Mon, Jun 21, 2010 Mr.Anderson San Jose, CA USA

@LeePender: "The sky is falling, the sky falling!" According to the original Reuters report nobody at DELL said anything about "dumping" Windows. Which btw, is a full-blown PC operating system, not a slimmed-down "mobile OS" like the Chrome OS (and, Windows 7 Phone). Also, Google's "free" software comes at a very high price: their intsatiatble appetite to index all data is a growing security threat. I know, it's just a blog, not real journalism, but this piece is about as coherent as a Lava Lamp.

Mon, Jun 21, 2010 Paul

Google’s Chrome OS – Let the excitement begin. I’m using Google Chrome Browser 6.0.437.3 dev and its awesome. I feel Google’s Chrome OS has a lot of promise and can herald something new and great. Google rocks! With such a great OS for free, prices of PC’s should become even more competitive!

Mon, Jun 21, 2010

I use GMail, but hate it, along with everything else Google has brought forth in its attempts to diversify beyond search. They stand less chance of successfully diversifying themselves than Oracle, who despite lots of money wasted, does nothing more than databases worth mentioning. Level of interest in a Google OS? Absolutely zero. Chances I'd ever, in a million years, buy a laptop lacking a Windows OS from any vendor or worse, a laptop running a Google OS? Less than absolutely zero.
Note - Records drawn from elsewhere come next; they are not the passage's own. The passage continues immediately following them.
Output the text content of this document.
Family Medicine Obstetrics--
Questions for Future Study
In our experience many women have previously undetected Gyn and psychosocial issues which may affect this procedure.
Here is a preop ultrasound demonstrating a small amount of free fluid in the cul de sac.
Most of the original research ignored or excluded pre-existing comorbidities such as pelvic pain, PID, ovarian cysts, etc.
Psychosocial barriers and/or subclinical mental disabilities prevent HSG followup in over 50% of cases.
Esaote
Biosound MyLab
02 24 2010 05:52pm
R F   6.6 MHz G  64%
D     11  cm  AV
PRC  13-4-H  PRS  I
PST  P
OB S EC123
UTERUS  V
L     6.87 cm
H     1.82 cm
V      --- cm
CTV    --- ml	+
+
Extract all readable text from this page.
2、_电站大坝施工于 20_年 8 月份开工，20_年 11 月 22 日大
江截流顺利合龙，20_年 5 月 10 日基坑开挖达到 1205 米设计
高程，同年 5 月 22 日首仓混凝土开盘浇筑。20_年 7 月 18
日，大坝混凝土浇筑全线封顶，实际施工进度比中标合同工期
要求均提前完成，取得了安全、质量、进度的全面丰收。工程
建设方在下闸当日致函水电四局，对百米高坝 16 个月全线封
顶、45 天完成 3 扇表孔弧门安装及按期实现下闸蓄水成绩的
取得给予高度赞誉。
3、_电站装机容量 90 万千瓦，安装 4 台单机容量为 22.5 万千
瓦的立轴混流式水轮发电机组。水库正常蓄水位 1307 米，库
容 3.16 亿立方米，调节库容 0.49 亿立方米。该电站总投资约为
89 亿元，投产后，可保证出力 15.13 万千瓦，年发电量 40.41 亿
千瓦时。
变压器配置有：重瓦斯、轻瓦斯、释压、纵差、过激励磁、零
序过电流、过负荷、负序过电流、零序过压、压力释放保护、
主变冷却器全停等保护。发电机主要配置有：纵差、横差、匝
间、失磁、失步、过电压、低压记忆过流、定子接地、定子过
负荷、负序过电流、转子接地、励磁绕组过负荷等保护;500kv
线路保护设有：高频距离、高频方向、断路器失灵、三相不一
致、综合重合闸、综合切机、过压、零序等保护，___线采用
Google's run at world domination is over - time we all move on...

Mon, Jun 21, 2010

I think that they wouldon ly be looking at ChromeOS as a dual boot option. Boot into Chrome for a quick email, note, music and boot into the full windows OS for apps like Office and such. I would not be suprised if this is in answer to rumors that Apple may do the same thing with iOS on MACs.

Mon, Jun 21, 2010 Mitesh Santa Clara, CA

I like their minimalistic approach, eg Chrome browser, I am just loving it. I would buy a laptop with Chrome OS too, provided it does support MS products, bc I use it a lot!!